Lord Pentland declared that, insofar as it required automatic disclosure of P’s conviction, the provisions contained in the Remedial Order unlawfully and unjustifiably interfered with P’s Article 8 rights, and so the Remedial Order itself was unlawful under section 57(2) of the Scotland Act 1998 (which prohibits the Scottish Government from making subordinate legislation which is incompatible with Convention rights).
It is not yet clear whether the decision will be appealed, but Lord Pentland noted other recent cases from England and Wales and from Northern Ireland that have found other Article 8 issues with the disclosure regimes there. It is therefore clear that the action taken following the Supreme Court’s decision in T has not resolved the judiciary’s concerns with the disclosure system. Further remedial action may therefore be necessary.
If the decision is not appealed, Lord Pentland will hear from the parties more fully on what they believe should happen next, including whether the effect of his decision should be suspended to give the Scottish Ministers an opportunity to consider whether to amend the PVG Scheme to resolve the identified defects. Any such efforts may focus on lewd and libidinous practices, given the Court’s concerns that the wide scope of that offence makes automatic disclosure inappropriate, though the other recent cases show that various issues can arise. Careful thought will therefore be required.
In the meantime, this ruling may introduce delays into the disclosure process (there were reports that up to 3,000 people were affected when the Disclosure Scotland scheme was suspended following the Supreme Court’s decision in T). Charities and others dependent on PVG clearances may therefore need to prepare for that. They will also need to be conscious that certain convictions may no longer appear on PVG certificates once these issues are resolved.

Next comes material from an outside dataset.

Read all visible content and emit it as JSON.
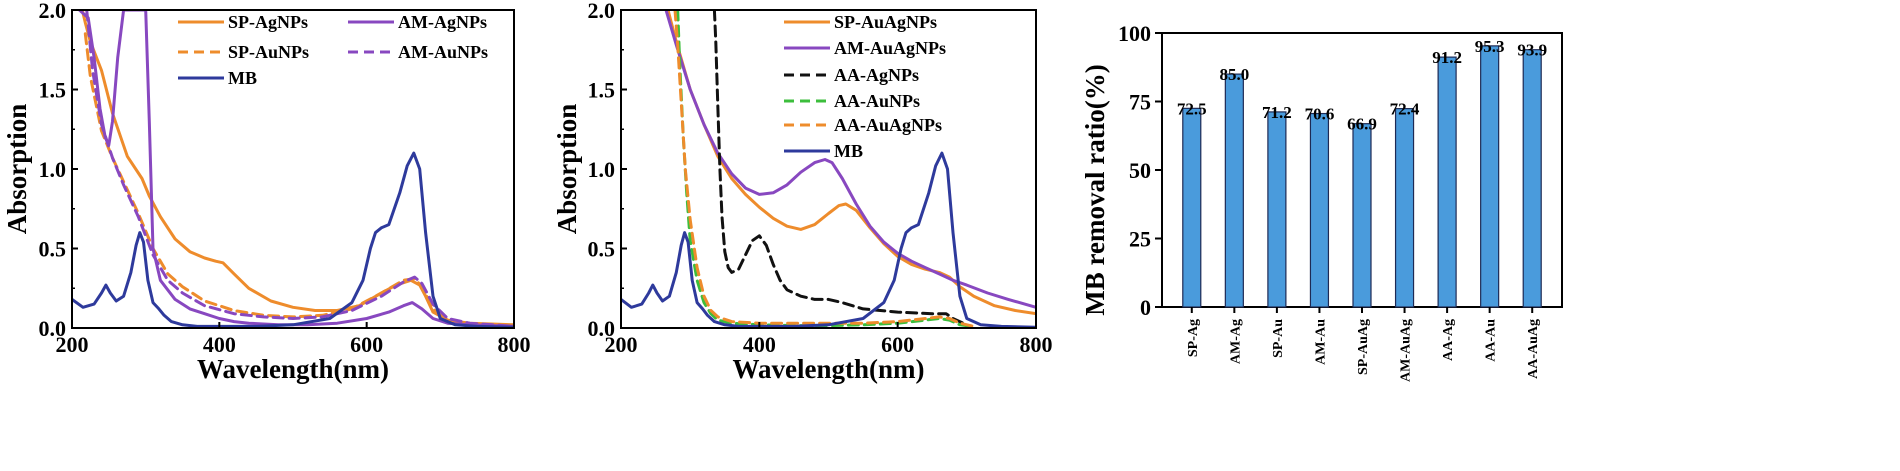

As we noted when the Remedial Order was introduced, a significant delay in receiving a certificate may indicate the existence of a historic offence. Prospective employers should nevertheless be cautious about jumping to conclusions. Not least because section 4(3)(b) of the 1974 Act states that a spent conviction is not a proper ground for “dismissing or excluding a person from any office, profession, occupation or employment, or for prejudicing him in any way in any occupation or employment.”